Auch hierzulande wird mit Wasser oft selbstverständlich umgegangen. Im Durchschnitt verbraucht jede Person täglich rund 240 Liter Trinkwasser. Der größte Anteil entfällt dabei auf Körperpflege, Toilettenspülung und Haushaltsanwendungen. Dabei ließe sich der Verbrauch mit einfachen Maßnahmen deutlich senken – ganz ohne Komfortverlust.
Schon kleine Veränderungen im Alltag können viel bewirken: Wer duscht statt badet, beim Zähneputzen das Wasser abstellt oder Wasch- und Spülmaschinen nur voll beladen laufen lässt, spart wertvolle Ressourcen. Auch das schnelle Reparieren tropfender Wasserhähne trägt dazu bei, unnötigen Verbrauch zu vermeiden. Insgesamt lassen sich so pro Person täglich etwa 40 Liter Wasser einsparen.

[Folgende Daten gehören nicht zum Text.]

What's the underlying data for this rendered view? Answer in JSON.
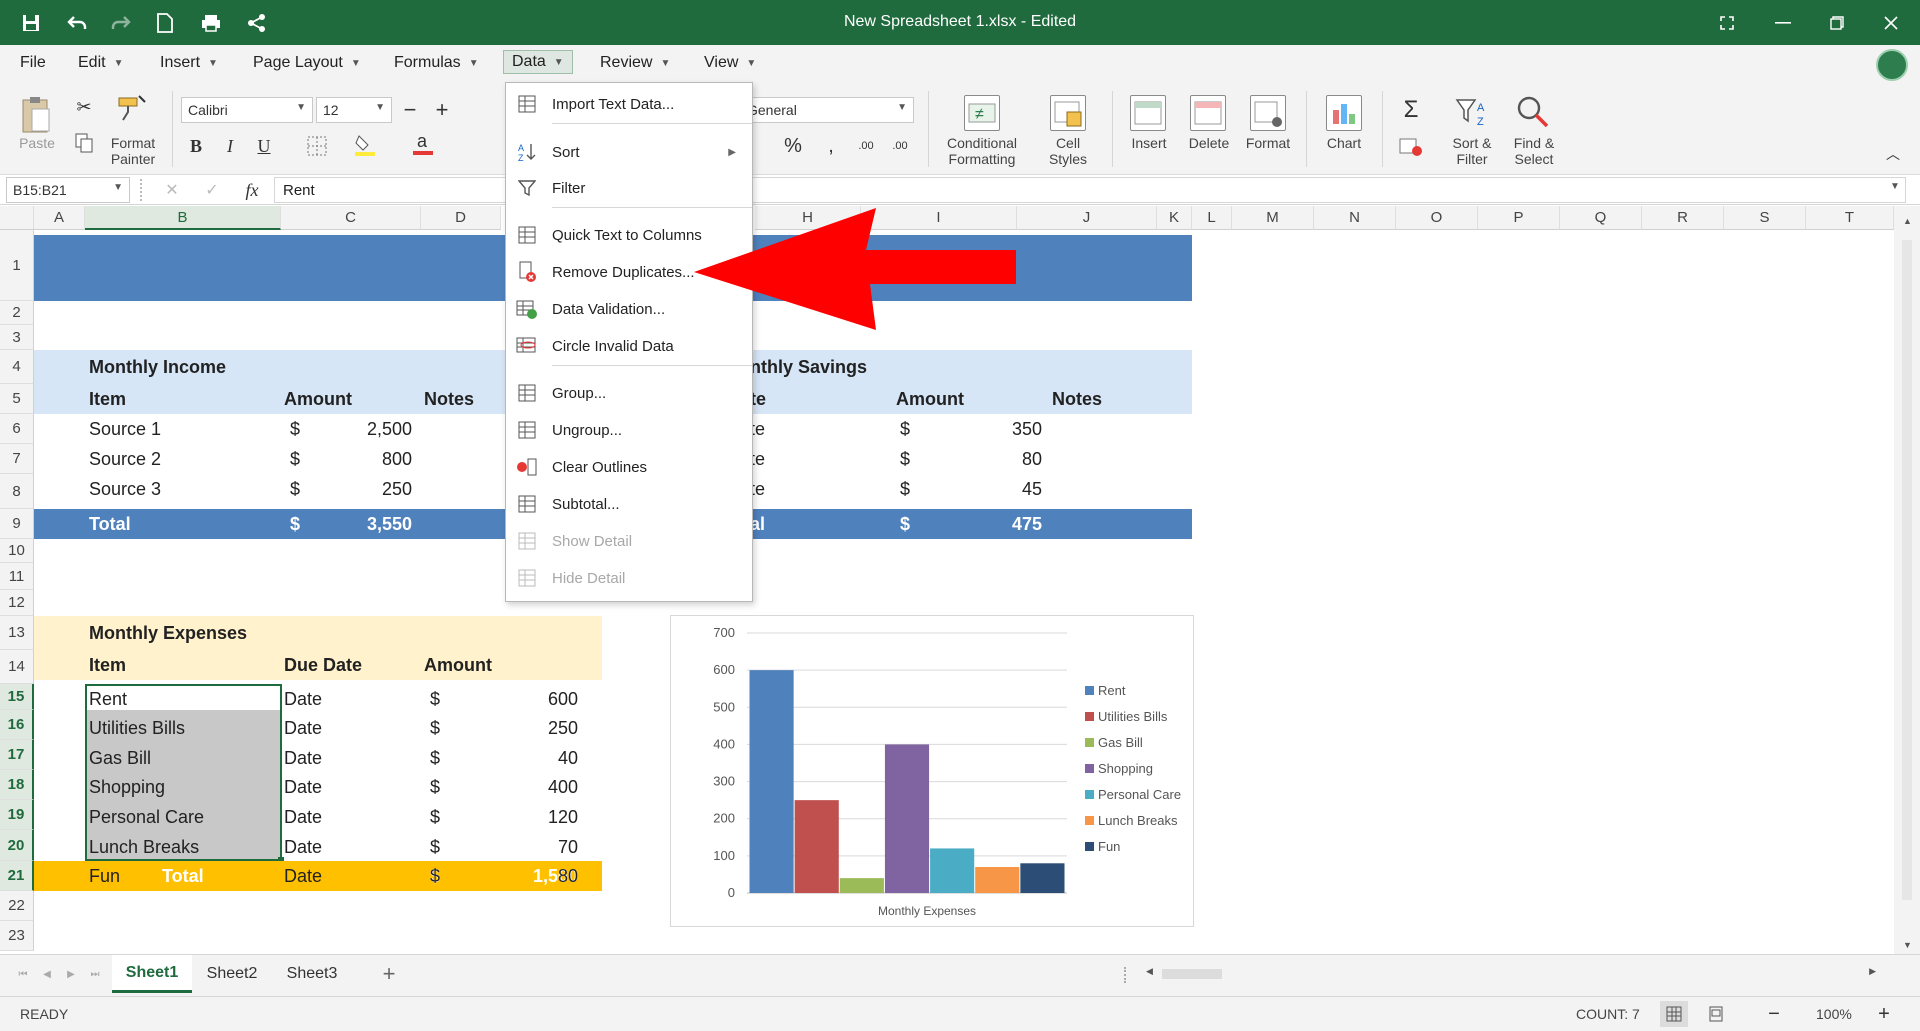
{
  "window": {
    "title": "New Spreadsheet 1.xlsx - Edited"
  },
  "menus": [
    "File",
    "Edit",
    "Insert",
    "Page Layout",
    "Formulas",
    "Data",
    "Review",
    "View"
  ],
  "ribbon": {
    "paste": "Paste",
    "format_painter_1": "Format",
    "format_painter_2": "Painter",
    "font_name": "Calibri",
    "font_size": "12",
    "number_format": "General",
    "conditional_1": "Conditional",
    "conditional_2": "Formatting",
    "cell_styles_1": "Cell",
    "cell_styles_2": "Styles",
    "insert": "Insert",
    "delete": "Delete",
    "format": "Format",
    "chart": "Chart",
    "sort_filter_1": "Sort &",
    "sort_filter_2": "Filter",
    "find_select_1": "Find &",
    "find_select_2": "Select"
  },
  "formula_bar": {
    "name_box": "B15:B21",
    "content": "Rent"
  },
  "columns": [
    "A",
    "B",
    "C",
    "D",
    "E",
    "F",
    "G",
    "H",
    "I",
    "J",
    "K",
    "L",
    "M",
    "N",
    "O",
    "P",
    "Q",
    "R",
    "S",
    "T"
  ],
  "rows": [
    "1",
    "2",
    "3",
    "4",
    "5",
    "6",
    "7",
    "8",
    "9",
    "10",
    "11",
    "12",
    "13",
    "14",
    "15",
    "16",
    "17",
    "18",
    "19",
    "20",
    "21",
    "22",
    "23"
  ],
  "income": {
    "title": "Monthly Income",
    "headers": [
      "Item",
      "Amount",
      "Notes"
    ],
    "rows": [
      {
        "item": "Source 1",
        "cur": "$",
        "amount": "2,500"
      },
      {
        "item": "Source 2",
        "cur": "$",
        "amount": "800"
      },
      {
        "item": "Source 3",
        "cur": "$",
        "amount": "250"
      }
    ],
    "total": {
      "label": "Total",
      "cur": "$",
      "amount": "3,550"
    }
  },
  "savings": {
    "title_partial": "nthly Savings",
    "headers_partial": "te",
    "amount_header": "Amount",
    "notes_header": "Notes",
    "rows": [
      {
        "item": "te",
        "cur": "$",
        "amount": "350"
      },
      {
        "item": "te",
        "cur": "$",
        "amount": "80"
      },
      {
        "item": "te",
        "cur": "$",
        "amount": "45"
      }
    ],
    "total": {
      "label": "al",
      "cur": "$",
      "amount": "475"
    }
  },
  "expenses": {
    "title": "Monthly Expenses",
    "headers": [
      "Item",
      "Due Date",
      "Amount"
    ],
    "rows": [
      {
        "item": "Rent",
        "due": "Date",
        "cur": "$",
        "amount": "600"
      },
      {
        "item": "Utilities Bills",
        "due": "Date",
        "cur": "$",
        "amount": "250"
      },
      {
        "item": "Gas Bill",
        "due": "Date",
        "cur": "$",
        "amount": "40"
      },
      {
        "item": "Shopping",
        "due": "Date",
        "cur": "$",
        "amount": "400"
      },
      {
        "item": "Personal Care",
        "due": "Date",
        "cur": "$",
        "amount": "120"
      },
      {
        "item": "Lunch Breaks",
        "due": "Date",
        "cur": "$",
        "amount": "70"
      },
      {
        "item": "Fun",
        "due": "Date",
        "cur": "$",
        "amount": "80"
      }
    ],
    "total": {
      "label": "Total",
      "cur": "$",
      "amount": "1,560"
    }
  },
  "data_menu": {
    "items": [
      {
        "label": "Import Text Data...",
        "icon": "import-text-icon",
        "enabled": true
      },
      {
        "label": "Sort",
        "icon": "sort-az-icon",
        "enabled": true,
        "submenu": true
      },
      {
        "label": "Filter",
        "icon": "filter-icon",
        "enabled": true
      },
      {
        "label": "Quick Text to Columns",
        "icon": "text-to-columns-icon",
        "enabled": true
      },
      {
        "label": "Remove Duplicates...",
        "icon": "remove-duplicates-icon",
        "enabled": true
      },
      {
        "label": "Data Validation...",
        "icon": "data-validation-icon",
        "enabled": true
      },
      {
        "label": "Circle Invalid Data",
        "icon": "circle-invalid-icon",
        "enabled": true
      },
      {
        "label": "Group...",
        "icon": "group-icon",
        "enabled": true
      },
      {
        "label": "Ungroup...",
        "icon": "ungroup-icon",
        "enabled": true
      },
      {
        "label": "Clear Outlines",
        "icon": "clear-outlines-icon",
        "enabled": true
      },
      {
        "label": "Subtotal...",
        "icon": "subtotal-icon",
        "enabled": true
      },
      {
        "label": "Show Detail",
        "icon": "show-detail-icon",
        "enabled": false
      },
      {
        "label": "Hide Detail",
        "icon": "hide-detail-icon",
        "enabled": false
      }
    ]
  },
  "chart_data": {
    "type": "bar",
    "categories": [
      "Rent",
      "Utilities Bills",
      "Gas Bill",
      "Shopping",
      "Personal Care",
      "Lunch Breaks",
      "Fun"
    ],
    "values": [
      600,
      250,
      40,
      400,
      120,
      70,
      80
    ],
    "colors": [
      "#4f81bd",
      "#c0504d",
      "#9bbb59",
      "#8064a2",
      "#4bacc6",
      "#f79646",
      "#2c4d75"
    ],
    "title": "",
    "xlabel": "Monthly Expenses",
    "ylabel": "",
    "ylim": [
      0,
      700
    ],
    "yticks": [
      "0",
      "100",
      "200",
      "300",
      "400",
      "500",
      "600",
      "700"
    ],
    "grid": true,
    "legend": "right"
  },
  "sheets": [
    "Sheet1",
    "Sheet2",
    "Sheet3"
  ],
  "status": {
    "mode": "READY",
    "count": "COUNT: 7",
    "zoom": "100%"
  },
  "colors": {
    "brand": "#1f6b3e",
    "income_band": "#4f81bd",
    "header_band": "#d6e6f7",
    "expense_band": "#fff2cc",
    "expense_total": "#ffc000",
    "arrow": "#ff0000"
  }
}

Eine weitere Möglichkeit bietet die Nutzung von Regenwasser. Dieses kann beispielsweise für die Gartenbewässerung, Reinigungsarbeiten oder sogar für die Toilettenspülung verwendet werden und hilft, den Trinkwasserverbrauch spürbar zu reduzieren.

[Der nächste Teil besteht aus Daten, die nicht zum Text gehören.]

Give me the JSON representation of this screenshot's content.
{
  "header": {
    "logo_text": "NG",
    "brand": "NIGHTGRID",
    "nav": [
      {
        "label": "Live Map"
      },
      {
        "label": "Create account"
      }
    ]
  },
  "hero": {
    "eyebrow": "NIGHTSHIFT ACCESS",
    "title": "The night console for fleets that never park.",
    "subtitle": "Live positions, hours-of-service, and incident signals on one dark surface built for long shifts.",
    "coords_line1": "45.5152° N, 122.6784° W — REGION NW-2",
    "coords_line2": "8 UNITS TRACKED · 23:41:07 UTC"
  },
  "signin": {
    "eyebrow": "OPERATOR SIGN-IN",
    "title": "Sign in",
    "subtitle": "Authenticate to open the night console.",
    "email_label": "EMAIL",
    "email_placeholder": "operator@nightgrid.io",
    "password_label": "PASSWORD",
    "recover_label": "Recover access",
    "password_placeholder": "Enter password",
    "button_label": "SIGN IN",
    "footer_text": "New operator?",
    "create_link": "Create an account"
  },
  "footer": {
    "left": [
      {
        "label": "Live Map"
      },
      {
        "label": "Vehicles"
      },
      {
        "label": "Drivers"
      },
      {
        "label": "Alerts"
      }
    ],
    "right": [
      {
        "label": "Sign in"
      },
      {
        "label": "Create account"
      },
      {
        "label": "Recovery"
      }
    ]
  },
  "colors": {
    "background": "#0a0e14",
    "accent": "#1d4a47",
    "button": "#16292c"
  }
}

Neben dem direkten Verbrauch gewinnt auch das sogenannte „virtuelle Wasser“ zunehmend an Bedeutung. Gemeint ist die Wassermenge, die bei der Herstellung von Produkten wie Lebensmitteln oder Kleidung benötigt wird – oft, bevor diese überhaupt beim Verbraucher ankommen. Ein bewusster Konsum kann daher ebenfalls einen wichtigen Beitrag leisten: Regionale und saisonale Produkte, ein geringerer Fleischkonsum, die Vermeidung von Lebensmittelverschwendung sowie der Kauf von Secondhand-Waren schonen die Wasserressourcen nachhaltig.
Der Weltwassertag lädt dazu ein, den eigenen Umgang mit Wasser kritisch zu hinterfragen. Denn jeder eingesparte Liter zählt – nicht nur heute, sondern auch für kommende Generationen.